Il n’aimait qu’un homme au monde, Cœur-Sombre.

Mais il professait pour lui un de ces dévouements devant lesquels pâlissent ceux des séides les plus vantés.

Cœur-Sombre le traitait avec beaucoup de déférence, avait pour lui une amitié profonde et sans limite.

Bien qu’il fût à l’avance assuré de l’assentiment de son ami, il ne faisait jamais rien sans le consulter.

Lui seul avait le pouvoir de galvaniser cette belle et vaillante statue.

Un mot, un geste, un regard, suffisaient pour cela.

Cette nature endormie se réveillait subitement ; la statue se faisait homme, et l’homme devenait terrible et donnait alors des preuves d’incroyable intelligence et d’indomptable énergie.

Tel était, ou du moins, aux yeux des gens qui croyaient le mieux le connaître, semblait être Main-de-Fer.

Après une course qui avait duré près de deux heures, les chasseurs firent halte dans une forêt de mahoganys, après avoir fait maints détours et si bien embrouillé leur piste qu’il semblait impossible de la retrouver.

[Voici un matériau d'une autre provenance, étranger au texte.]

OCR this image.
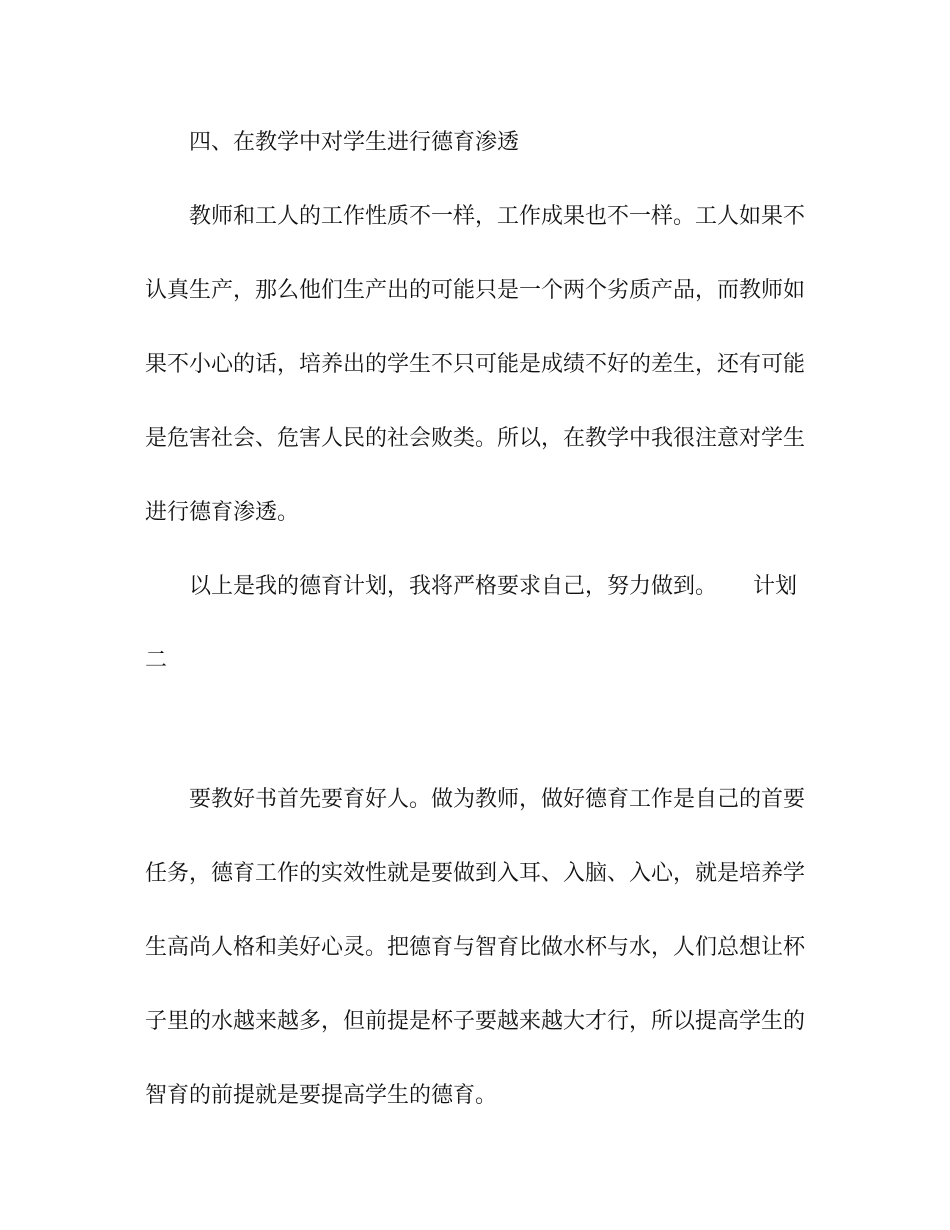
四、在教学中对学生进行德育渗透
教师和工人的工作性质不一样，工作成果也不一样。工人如果不
认真生产，那么他们生产出的可能只是一个两个劣质产品，而教师如
果不小心的话，培养出的学生不只可能是成绩不好的差生，还有可能
是危害社会、危害人民的社会败类。所以，在教学中我很注意对学生
进行德育渗透。
以上是我的德育计划，我将严格要求自己，努力做到。 计划
二
要教好书首先要育好人。做为教师，做好德育工作是自己的首要
任务，德育工作的实效性就是要做到入耳、入脑、入心，就是培养学
生高尚人格和美好心灵。把德育与智育比做水杯与水，人们总想让杯
子里的水越来越多，但前提是杯子要越来越大才行，所以提高学生的
智育的前提就是要提高学生的德育。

Ils se trouvaient dans un brulis de plusieurs acres d’étendue, traversé par un large cours d’eau, qui allait quelques lieues plus loin se jeter dans le Rio San-Pedro, un peu au-dessous de Tubac.

Les chasseurs enlevèrent le mors et desserrèrent les sangles de leurs chevaux, sans prendre la peine de les attacher, car ils savaient que les intelligents animaux ne s’éloigneraient pas ; ils leur donnèrent la provende.

Cela fait, ils allumèrent du feu et se mirent en devoir de préparer leur repas du matin.